Improve strings vs symbols ambiguity

Added by dsferreira (Daniel Ferreira) over 6 years ago. Updated over 6 years ago.

Status:
Rejected
Assignee:
-
Target version:
-
[ruby-core:84596]

Description

This is the ambiguity:

alias_method :foo, :bar
alias_method "foo", "bar"

Ruby developers are using strings and symbols interchangeably as if they were the same thing.
This is happening in ruby core, in ruby gems and in ruby applications.


This discussion as started 5 years ago in two separate feature requests (both rejected):

I believe ruby will be much better once the ambiguity between strings and symbols is resolved for good
and ruby 3.0 is a very good opportunity to do so.

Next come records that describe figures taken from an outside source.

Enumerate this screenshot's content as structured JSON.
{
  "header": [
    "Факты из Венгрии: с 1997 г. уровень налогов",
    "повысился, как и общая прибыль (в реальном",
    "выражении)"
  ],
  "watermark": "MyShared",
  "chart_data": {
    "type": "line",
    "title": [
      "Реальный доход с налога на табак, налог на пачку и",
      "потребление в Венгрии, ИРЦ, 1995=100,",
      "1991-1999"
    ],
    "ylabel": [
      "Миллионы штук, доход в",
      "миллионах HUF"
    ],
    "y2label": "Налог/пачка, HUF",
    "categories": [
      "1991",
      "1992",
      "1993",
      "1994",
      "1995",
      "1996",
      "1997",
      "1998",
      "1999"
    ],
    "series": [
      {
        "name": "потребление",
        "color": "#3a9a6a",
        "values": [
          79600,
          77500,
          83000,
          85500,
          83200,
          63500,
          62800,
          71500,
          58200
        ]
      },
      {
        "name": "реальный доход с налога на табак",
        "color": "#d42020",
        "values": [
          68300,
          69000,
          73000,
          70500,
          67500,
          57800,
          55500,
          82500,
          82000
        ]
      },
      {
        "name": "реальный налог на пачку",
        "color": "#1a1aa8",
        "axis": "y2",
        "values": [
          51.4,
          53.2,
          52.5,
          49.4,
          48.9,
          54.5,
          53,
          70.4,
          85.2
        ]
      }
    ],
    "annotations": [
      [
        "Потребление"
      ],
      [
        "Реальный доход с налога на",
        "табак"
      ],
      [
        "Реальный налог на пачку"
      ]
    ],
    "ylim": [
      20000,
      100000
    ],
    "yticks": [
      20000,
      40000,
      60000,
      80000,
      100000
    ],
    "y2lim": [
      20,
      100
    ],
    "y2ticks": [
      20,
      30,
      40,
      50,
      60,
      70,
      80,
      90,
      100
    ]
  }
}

From further discussions I got a light of hope that a solution may be accepted if certain conditions are met.
Specifically, a clear transition path that could lead the community towards the break of backwards compatibility.

In the issue Make symbols and strings the same thing

ko1 (Koichi Sasada) wrote:

Please consider transition path for users who are using symbol and string difference like:

key = ...
...
when key
case String
...
case Symbol
...
end
How to find out such programs?

he also wrote:

If you (or someone) find out any good transition path, we think we can consider again.

Can we discuss here what are the rules that would allow the transition path solution to be accepted?

Also what solutions for the problem are we envisioning?

  1. Use current symbols syntax as yet another strings syntax and stop using Symbols?
  2. Use current symbols syntax as yet another strings syntax and start use Symbols with a new syntax?
  3. Use current symbols syntax as yet another strings syntax and use Symbols purely as a class?

From the challenge presented by Koichi I understand that the transition path to be accepted must allow the current code to raise a warning for the situation where the Symbol is not anymore a Symbol but a String.

Is this assumption correct?

If this is the case then all we need is to make String::===(foo) and Symbol::===(foo) to raise warnings every time foo is a string and it was created using former symbol syntax.

This means the foo object needs to contain encapsulated the information of the syntax used to define it.

Any drawbacks?

NOTE: (I'm only considering solutions 2. and 3. for the purpose of this analysis. Meaning Symbol class will still exist.)